As human beings, we tend to favor people we think are like us or have something in common with us—and we’re often wary of people who are different.
Evolution made us this way so that we could find allies against outside threats. The problem comes when this old instinct to prefer our “in-group” leads us to discriminate, dehumanize, or act violently toward others we perceive as “the other” or members of the “out-group.”
Surprisingly, it doesn’t take much for us to create or expand in-groups. Studies have shown that even minimal similarities—like wearing the same-colored shirt—can prime us to prefer members of our in-group in relation to out-group members.
What allows us to get past that tendency to be so easily biased for and against people? A new study suggests one step: focus on the need to cooperate.
Measuring the impact of anticipation
In this study, researchers Antonia Misch of Ludwig Maximilian University and Yarrow Dunham of Yale University formed artificial in-groups and out-groups in American and German children by randomly assigning them to wear an orange- or green-colored scarf. Then, they asked the children to look at sets of photos featuring two children (each with a different scarf color) and to rate their likability and niceness. The difference in likability scores between members of the child’s in-group and out-group provided a measure of favoritism.
The children were then told they’d be playing a cooperative game with their group members via computer.
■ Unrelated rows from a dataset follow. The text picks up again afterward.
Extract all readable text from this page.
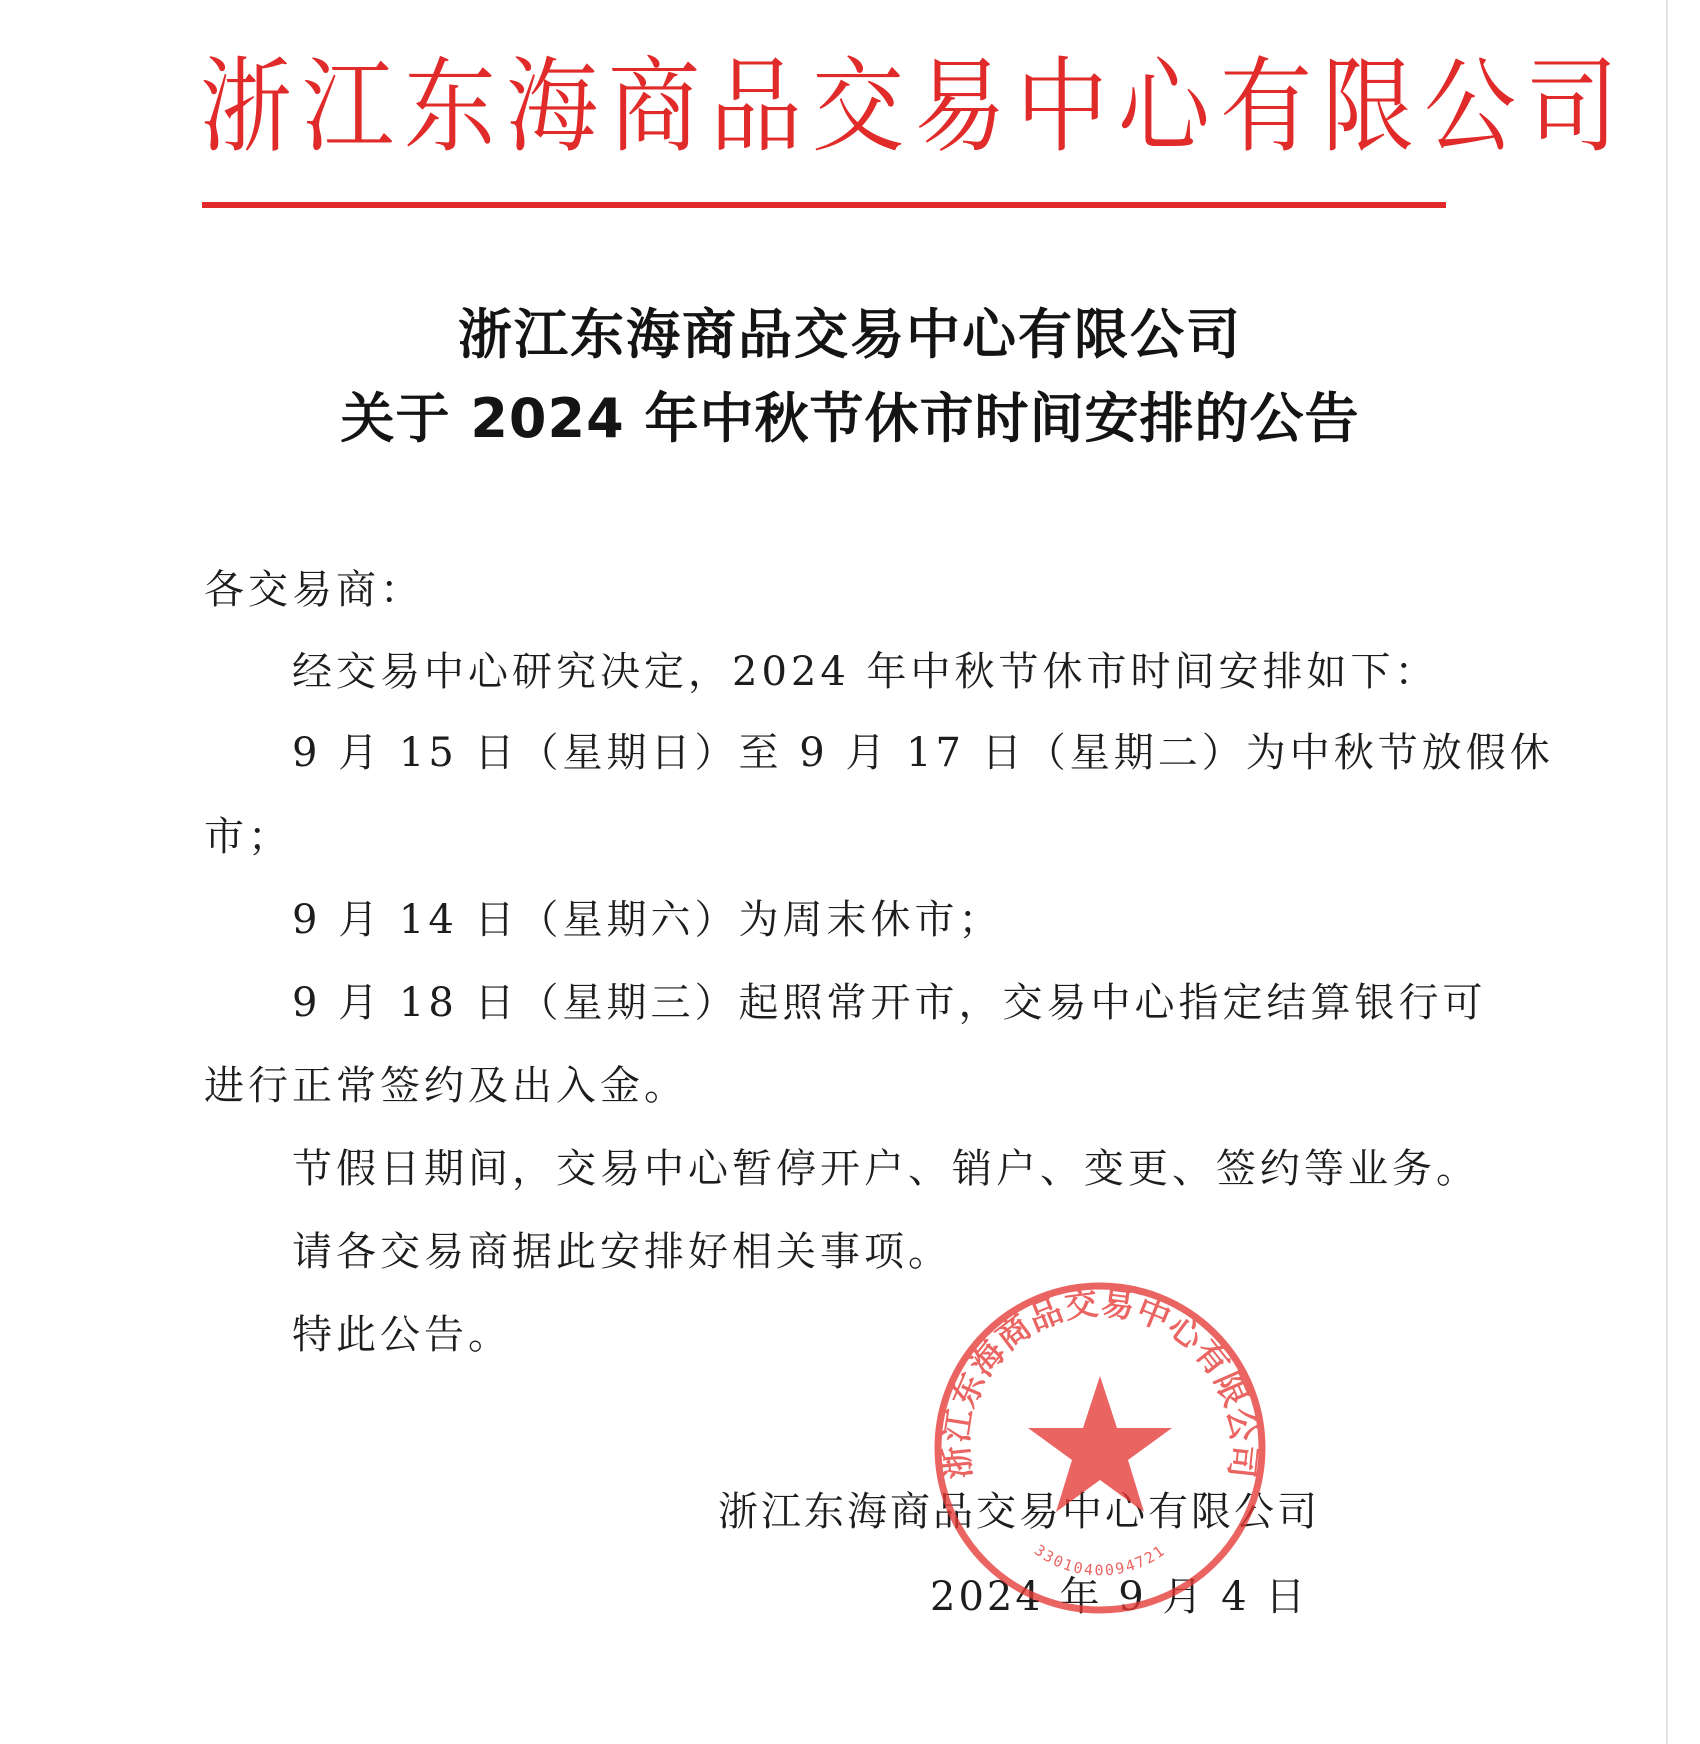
浙江东海商品交易中心有限公司
浙江东海商品交易中心有限公司
关于 2024 年中秋节休市时间安排的公告
各交易商：
经交易中心研究决定，2024 年中秋节休市时间安排如下：
9 月 15 日（星期日）至 9 月 17 日（星期二）为中秋节放假休
市；
9 月 14 日（星期六）为周末休市；
9 月 18 日（星期三）起照常开市，交易中心指定结算银行可
进行正常签约及出入金。
节假日期间，交易中心暂停开户、销户、变更、签约等业务。
请各交易商据此安排好相关事项。
特此公告。
浙江东海商品交易中心有限公司
2024 年 9 月 4 日
浙江东海商品交易中心有限公司
3301040094721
But, while half of the children (in the control group) connected to their own group without problems, the other half experienced a bad connection—and were told they’d instead be playing with the group wearing the other color scarf.
Before any actual play took place, however, the researchers measured in-group favoritism again, using the same method. When they compared the results, they found that children who’d been told they’d be playing with the out-group showed reduced favoritism toward their own group and less bias against the other group than children in the control group.
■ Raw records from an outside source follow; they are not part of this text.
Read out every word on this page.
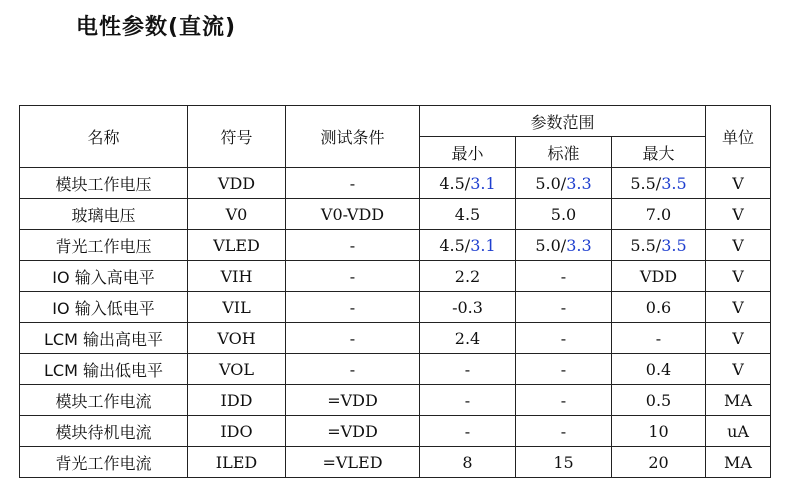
电性参数(直流)
名称	符号	测试条件	参数范围			单位
			最小	标准	最大	
模块工作电压	VDD	-	4.5/3.1	5.0/3.3	5.5/3.5	V
玻璃电压	V0	V0-VDD	4.5	5.0	7.0	V
背光工作电压	VLED	-	4.5/3.1	5.0/3.3	5.5/3.5	V
IO 输入高电平	VIH	-	2.2	-	VDD	V
IO 输入低电平	VIL	-	-0.3	-	0.6	V
LCM 输出高电平	VOH	-	2.4	-	-	V
LCM 输出低电平	VOL	-	-	-	0.4	V
模块工作电流	IDD	=VDD	-	-	0.5	MA
模块待机电流	IDO	=VDD	-	-	10	uA
背光工作电流	ILED	=VLED	8	15	20	MA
“Just looking at the anticipation of cooperation triggers more positivity towards an out-group,” says Misch. “This could be a first, important step in helping people engage in more positive interactions.”
In another part of the study, Misch and Dunham repeated their experiment, but with a difference: They had the kids actually play the cooperative game together (or think they were playing together; in reality, they were playing alone). The researchers found that playing the game with others didn’t further reduce in-group favoritism, suggesting that anticipating cooperation may be as effective as actual cooperation in reducing bias.
This is important, says Misch, because while past research has found that cooperation between groups reduces prejudice and bias, her study is the first to show that simply anticipating cooperation can make a difference.
Some biases are stronger than others
It’s striking to see this bias reduction happening in children rather than in adults, she adds. Perhaps if more teachers and parents kept this in mind, she says, they could help prevent prejudice from developing, by fostering more cooperation between diverse groups of children.
“Human group-mindedness is a characteristic that emerges early in life,” she says. “If we want to change intergroup relations and prejudice, we should start early.”
However, telling children that they should anticipate cooperating with others may not be enough to reduce deep-seated bias in all cases.
In one part of Misch’s study, children were separated into groups based on gender instead of using randomly colored scarves. Those who were told they’d be playing with kids in the opposite gender group didn’t show the same reductions in bias as children in prior experiments: They still preferred members of their own gender group.
To Misch, this is not too surprising, as gender bias is more firmly established than the kind of bias you see in groups like those created by scarf color. Stereotyped messages about boys and girls are passed down from parents, reinforced through culture, and perpetuated in media. Plus, gender is an important part of a child’s self-concept, which may cement it more firmly in their minds, she says.
Still, it’s possible that if differently-gendered children were encouraged to cooperate more from an early age, it could make a difference in reducing gender bias over time.
“Anticipating cooperation between some groups may help a little bit, even if it’s not going to be the only thing that’s needed,” she says.
Currently, Misch and her team are expanding their research to see if they can decrease bias based on race and ethnicity through anticipatory cooperation. She’s hopeful that having children—and adults—think about the necessity of working together across difference may lessen prejudice, not only helping us all get along better, but helping us to solve world problems that require a sense of commonality and shared purpose.
“If we can replicate the effect with this study, it would be great,” she says. “Maybe it will just take a change of attitude around cooperation to reduce prejudice some and help society.”